Oleh: Richi Richardus
P. Anyan
Orang dari Sabang
sampai Merauke, kalau datang Jogja, ya… gudeg yang dicari.” Demikian kata
wanita paruh baya ini. “ Dari generasi ke generasi gudeg tetap disukai,”
lanjutnya sembari tertawa.
Umurnya sudah 57 tahun, tapi semangatnya patut
diacungkan jempol. Wanita dengan alis tipis berbentuk setengah lingkarang
seperti parit melekat di atas matanya. Ada beberapa kerut di dahinya karena
termakan usia. Namun rambutnya masih hitam. Dengan sedikit polesan lipstick
berwarna merah jambu di bibirnya, ia terlihat seperti wanita berumur
tiga puluhan. Tamsinah namanya.
Bermodalkan jaket berwarna merah jambu, dia
melewatkan malamnya dengan melawan cuaca yang kadang tak bersahabat. Duduk
ditemani sebuah harapan, ia mencoba menunggu datangnya pembeli. Wanita yang
memiliki empat orang anak tersebut adalah seorang penjual gudeg di Jl. Brigjen
Katamso Yogyakarta.
Kalau pagi hari, Ibu Bambang dibantu seorang
pembantu yang sudah berumur 50-an dan adik iparnya untuk memasak gudeg.

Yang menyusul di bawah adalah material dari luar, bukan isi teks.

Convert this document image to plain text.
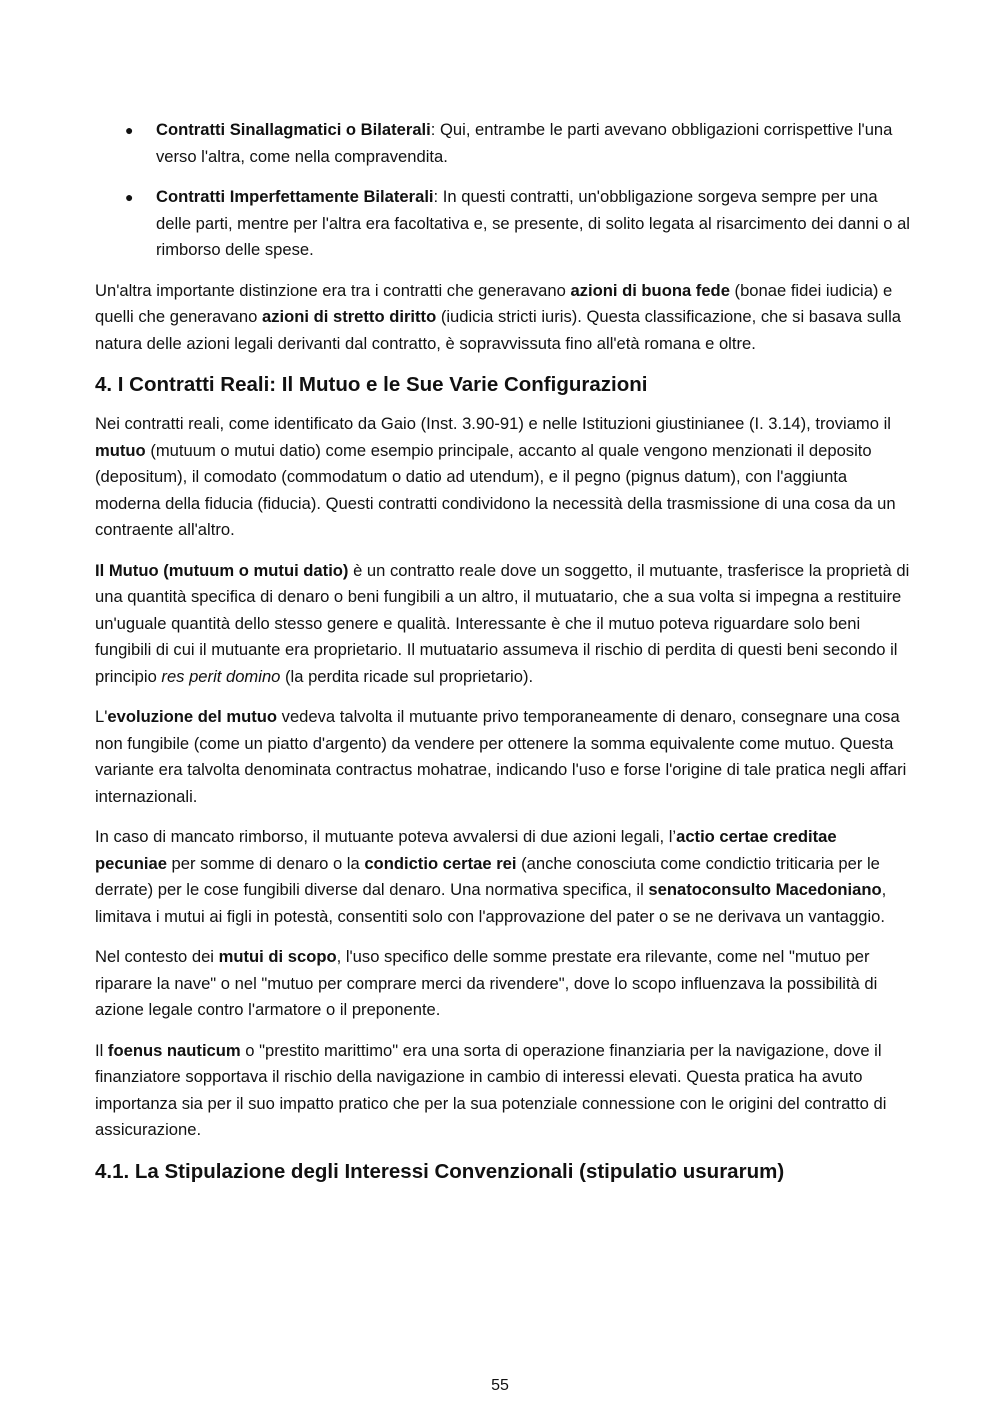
● Contratti Sinallagmatici o Bilaterali: Qui, entrambe le parti avevano obbligazioni corrispettive l'una verso l'altra, come nella compravendita.
● Contratti Imperfettamente Bilaterali: In questi contratti, un'obbligazione sorgeva sempre per una delle parti, mentre per l'altra era facoltativa e, se presente, di solito legata al risarcimento dei danni o al rimborso delle spese.

Un'altra importante distinzione era tra i contratti che generavano azioni di buona fede (bonae fidei iudicia) e quelli che generavano azioni di stretto diritto (iudicia stricti iuris). Questa classificazione, che si basava sulla natura delle azioni legali derivanti dal contratto, è sopravvissuta fino all'età romana e oltre.

4. I Contratti Reali: Il Mutuo e le Sue Varie Configurazioni

Nei contratti reali, come identificato da Gaio (Inst. 3.90-91) e nelle Istituzioni giustinianee (I. 3.14), troviamo il mutuo (mutuum o mutui datio) come esempio principale, accanto al quale vengono menzionati il deposito (depositum), il comodato (commodatum o datio ad utendum), e il pegno (pignus datum), con l'aggiunta moderna della fiducia (fiducia). Questi contratti condividono la necessità della trasmissione di una cosa da un contraente all'altro.

Il Mutuo (mutuum o mutui datio) è un contratto reale dove un soggetto, il mutuante, trasferisce la proprietà di una quantità specifica di denaro o beni fungibili a un altro, il mutuatario, che a sua volta si impegna a restituire un'uguale quantità dello stesso genere e qualità. Interessante è che il mutuo poteva riguardare solo beni fungibili di cui il mutuante era proprietario. Il mutuatario assumeva il rischio di perdita di questi beni secondo il principio res perit domino (la perdita ricade sul proprietario).

L'evoluzione del mutuo vedeva talvolta il mutuante privo temporaneamente di denaro, consegnare una cosa non fungibile (come un piatto d'argento) da vendere per ottenere la somma equivalente come mutuo. Questa variante era talvolta denominata contractus mohatrae, indicando l'uso e forse l'origine di tale pratica negli affari internazionali.

In caso di mancato rimborso, il mutuante poteva avvalersi di due azioni legali, l’actio certae creditae pecuniae per somme di denaro o la condictio certae rei (anche conosciuta come condictio triticaria per le derrate) per le cose fungibili diverse dal denaro. Una normativa specifica, il senatoconsulto Macedoniano, limitava i mutui ai figli in potestà, consentiti solo con l'approvazione del pater o se ne derivava un vantaggio.

Nel contesto dei mutui di scopo, l'uso specifico delle somme prestate era rilevante, come nel "mutuo per riparare la nave" o nel "mutuo per comprare merci da rivendere", dove lo scopo influenzava la possibilità di azione legale contro l'armatore o il preponente.

Il foenus nauticum o "prestito marittimo" era una sorta di operazione finanziaria per la navigazione, dove il finanziatore sopportava il rischio della navigazione in cambio di interessi elevati. Questa pratica ha avuto importanza sia per il suo impatto pratico che per la sua potenziale connessione con le origini del contratto di assicurazione.

4.1. La Stipulazione degli Interessi Convenzionali (stipulatio usurarum)
55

Biasanya masak itu dari pagi samapai sore hari. Setelah semuanya selesai, Bu
Bambang mulai bersiap-siap untuk berjualan. Inilah kisah keseharian yang selalu
dilewatkan wanita yang selalu tersenyum setiap kali diwawancarai tersebut.
Ada alasan mengapa sampai saat ini Bu Bambang masih
mau berjualan gudeg. Mulanya, keluarga Bu Bambang sudah berjulan gudeg semenjak
ia belum lahir. Ibu yang kerap memakai batik tersebut hanyalah generasi penerus
dari kedua orang tuanya. Menurutnya berjualan
gudeg itu merupakan suatu warisan yang tidak boleh dihilangkan.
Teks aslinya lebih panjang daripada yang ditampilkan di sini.